I'm used to the irate, the rude, the downright nasty comments I sometimes get on this blog, but a comment I read yesterday struck me as interesting. The comment was in response to a suggestion made that the dog pictured was not a Pit Bull but perhaps a Lab Mix.
I happen to think Parrot is a Pit Bull mix, but that's just me - a random internets person - making a guess. So is the person who suggested Lab Mix - she could be right, we could both be wrong (or right).
The response was interesting, though. Someone wrote that the dog couldn't possibly be a Lab mix because "Parrot has a a small dip in the middle of his cranium, a common trait in most pitbulls."
So far as I can tell, these skulls - one belonging to a Pit Bull, the other to a Labrador Retriever - both have dips in the middle of their cranium.In fact, all dogs do. That's just sort of the nature of skeletal development in the canine.
It highlights, though, all the strange ways we humans come up with to differentiate breeds within the same species of animal. We don't do this with cats, not really, but with dogs in the United States, it is almost sinful, dirty maybe, to call a dog a mixed breed.
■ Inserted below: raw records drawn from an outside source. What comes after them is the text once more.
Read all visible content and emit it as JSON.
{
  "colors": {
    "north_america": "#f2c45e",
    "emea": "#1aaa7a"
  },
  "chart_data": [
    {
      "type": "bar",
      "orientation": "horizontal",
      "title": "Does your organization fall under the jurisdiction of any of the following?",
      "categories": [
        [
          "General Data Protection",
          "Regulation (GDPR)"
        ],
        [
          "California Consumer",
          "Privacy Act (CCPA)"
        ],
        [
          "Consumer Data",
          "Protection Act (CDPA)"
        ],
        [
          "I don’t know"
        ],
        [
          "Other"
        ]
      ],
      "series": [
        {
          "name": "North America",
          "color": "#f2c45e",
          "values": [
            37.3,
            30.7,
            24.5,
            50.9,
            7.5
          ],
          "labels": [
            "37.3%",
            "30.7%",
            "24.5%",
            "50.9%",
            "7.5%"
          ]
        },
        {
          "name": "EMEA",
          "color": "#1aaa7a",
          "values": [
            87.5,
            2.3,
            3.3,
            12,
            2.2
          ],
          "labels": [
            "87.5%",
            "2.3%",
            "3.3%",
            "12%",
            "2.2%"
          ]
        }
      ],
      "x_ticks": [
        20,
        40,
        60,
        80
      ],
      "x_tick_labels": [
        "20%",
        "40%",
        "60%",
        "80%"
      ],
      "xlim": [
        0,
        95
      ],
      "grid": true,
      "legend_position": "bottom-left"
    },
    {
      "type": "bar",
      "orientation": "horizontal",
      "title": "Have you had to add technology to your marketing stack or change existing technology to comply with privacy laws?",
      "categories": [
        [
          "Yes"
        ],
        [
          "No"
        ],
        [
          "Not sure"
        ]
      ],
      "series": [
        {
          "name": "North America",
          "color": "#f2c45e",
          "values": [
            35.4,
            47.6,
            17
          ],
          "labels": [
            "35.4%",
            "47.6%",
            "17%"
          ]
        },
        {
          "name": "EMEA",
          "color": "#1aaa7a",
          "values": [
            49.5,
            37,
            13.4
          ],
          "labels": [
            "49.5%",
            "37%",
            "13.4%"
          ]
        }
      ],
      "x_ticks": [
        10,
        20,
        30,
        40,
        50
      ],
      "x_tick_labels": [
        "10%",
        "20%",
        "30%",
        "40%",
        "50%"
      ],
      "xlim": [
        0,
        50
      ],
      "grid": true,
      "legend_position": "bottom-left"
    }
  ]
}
If you don't know the parents or siblings or uncles, aunts and lineage of a dog, it's a bit silly to try and conjure up a genetic profile of a shelter dog or a dog with unknown parentage. It's even sillier to dismiss a guess on breed by stating it can't be that breed b/c of one of the most common, inherently canine traits in existence - a dip in the skull. Besides, all of that is moot - you don't always get what you expect when you buy or adopt a "purebred". It's much easier to just look at the dog, the sum of all his traits and quirks - that is his essence. It's not the dip in her skull or the number of wrinkles she has.